2. Making a California Subset

caldata <- data %>% 
  filter(state=='California') %>%
  group_by(date) %>% 
  mutate(newcases = cases - lag(cases)) %>% 
  ungroup()

Simple, easy four lines of code to understand. Simply put, I took the data, filtered to California, grouped each county by date, created the new cases variable, and ungrouped the whole thing for later analysis.

3. Generating Two tables

table1 <- caldata %>% 
  group_by(county) %>% 
  summarise(cases=sum(cases)) %>% 
  arrange(-cases) %>% 
  head(5)

table2 <- caldata %>% 
  group_by(county) %>% 
  summarise(newcases=sum(newcases)) %>% 
  arrange(-newcases) %>% 
  head(5)

tables<-kable(table1, caption = 'Top 5 Cases Counts by County', col.names = c("County", "Cases"))

tables
Top 5 Cases Counts by County
County Cases
Los Angeles 24790654
Riverside 5010717
Orange 4599288
San Bernardino 4265567
San Diego 3939250

4. & 5. See data tab

Here we needed the first two rows to be skipped as the developer included two “title” rows which made the inputting of the data in R weird.

6. Exploring the Data

Using these basic functions we can determine which fields we want to join.
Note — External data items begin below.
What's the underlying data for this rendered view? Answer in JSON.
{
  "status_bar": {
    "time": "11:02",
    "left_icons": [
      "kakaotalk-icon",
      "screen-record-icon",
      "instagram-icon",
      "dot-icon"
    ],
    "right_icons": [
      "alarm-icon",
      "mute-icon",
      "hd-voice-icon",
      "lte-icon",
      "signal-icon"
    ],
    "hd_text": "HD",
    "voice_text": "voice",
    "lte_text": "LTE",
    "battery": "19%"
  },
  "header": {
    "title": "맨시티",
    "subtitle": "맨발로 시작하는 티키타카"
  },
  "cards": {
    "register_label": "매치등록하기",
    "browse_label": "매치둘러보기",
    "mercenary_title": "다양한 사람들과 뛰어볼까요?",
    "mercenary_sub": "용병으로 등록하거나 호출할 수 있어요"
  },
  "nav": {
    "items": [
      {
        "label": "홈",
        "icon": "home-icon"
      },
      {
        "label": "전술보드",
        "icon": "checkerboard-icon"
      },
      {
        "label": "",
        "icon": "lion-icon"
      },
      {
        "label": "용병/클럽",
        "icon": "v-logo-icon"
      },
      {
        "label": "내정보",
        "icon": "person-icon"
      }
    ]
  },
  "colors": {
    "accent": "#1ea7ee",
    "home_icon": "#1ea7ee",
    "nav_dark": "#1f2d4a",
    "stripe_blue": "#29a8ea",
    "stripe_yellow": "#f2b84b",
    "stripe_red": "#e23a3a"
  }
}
For example, State is the same for both my caldata and popdata sets. Similarly, but not exactly the same, both data sets have a FIPS code, popdata refers to it as FIPStxt while caldata refers to it as just FIPS, and is only a 4 digit code when necessary (the 0 in some of the FIPS have been removed in the caldata set). We also know that there are 3,273 entries and 165 different variables to describe each entry.